Si queréis visitar Hakone de manera independiente, podéis comprar el pase de transporte cómodamente por Internet desde aquí (a escoger entre el pase de 2 días o el de 3 días, aunque éste no incluye en Romancecar). Alternativamente, si preferís una excursión guiada, podéis preguntar a nuestra agencia de confianza Yoitabi Travel (en español) o sumaros a una excursión típica por Hakone que podéis contratar desde aquí (en inglés).

Cómo llegar a Hakone

Para llegar a Hakone desde Tokio, tenemos básicamente dos opciones:

  1. Si tenemos el JR Pass, podemos ir hasta Odawara en shinkansen y desde ahí tomar un tren de la línea privada Odakyu (ya no incluida en el JR Pass) hasta Hakone-Yumoto o tomar el tren de montaña Hakone Tōzan para hacer la excursión completa.
  2. Si no disponemos de JR Pass, podemos tomar el tren Romancecar de la línea Odakyu desde Shinjuku hasta Hakone-Yumoto.

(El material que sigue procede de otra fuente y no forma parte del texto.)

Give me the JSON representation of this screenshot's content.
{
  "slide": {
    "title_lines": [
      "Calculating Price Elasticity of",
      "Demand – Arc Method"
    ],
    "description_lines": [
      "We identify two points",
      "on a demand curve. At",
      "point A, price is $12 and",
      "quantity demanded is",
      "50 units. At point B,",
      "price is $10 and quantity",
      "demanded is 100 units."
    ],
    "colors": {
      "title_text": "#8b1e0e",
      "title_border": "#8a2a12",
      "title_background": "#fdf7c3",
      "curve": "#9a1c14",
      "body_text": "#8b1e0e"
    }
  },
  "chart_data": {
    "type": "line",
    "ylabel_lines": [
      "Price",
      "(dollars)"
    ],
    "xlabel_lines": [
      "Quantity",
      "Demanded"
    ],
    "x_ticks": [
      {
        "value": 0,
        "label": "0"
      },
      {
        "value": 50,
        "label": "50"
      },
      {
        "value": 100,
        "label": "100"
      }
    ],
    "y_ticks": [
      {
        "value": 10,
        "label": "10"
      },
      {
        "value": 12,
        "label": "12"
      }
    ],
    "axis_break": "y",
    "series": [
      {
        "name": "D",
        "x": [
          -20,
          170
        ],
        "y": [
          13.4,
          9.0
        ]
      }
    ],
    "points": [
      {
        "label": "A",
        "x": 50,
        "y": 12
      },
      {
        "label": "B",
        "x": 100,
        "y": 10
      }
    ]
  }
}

Lo cierto es que después de escribir esta entrada, tenemos muchísimas ganas de volver a Hakone para poder disfrutarla, esta vez sí, con mucha más calma y organización y ver todo aquello que no pudimos ver hace unos años, cuando pasamos demasiadas horas metidos en medios de transporte.

 

Entrada publicada originalmente el 28 de julio de 2014. Última actualización: 06 de septiembre de 2016.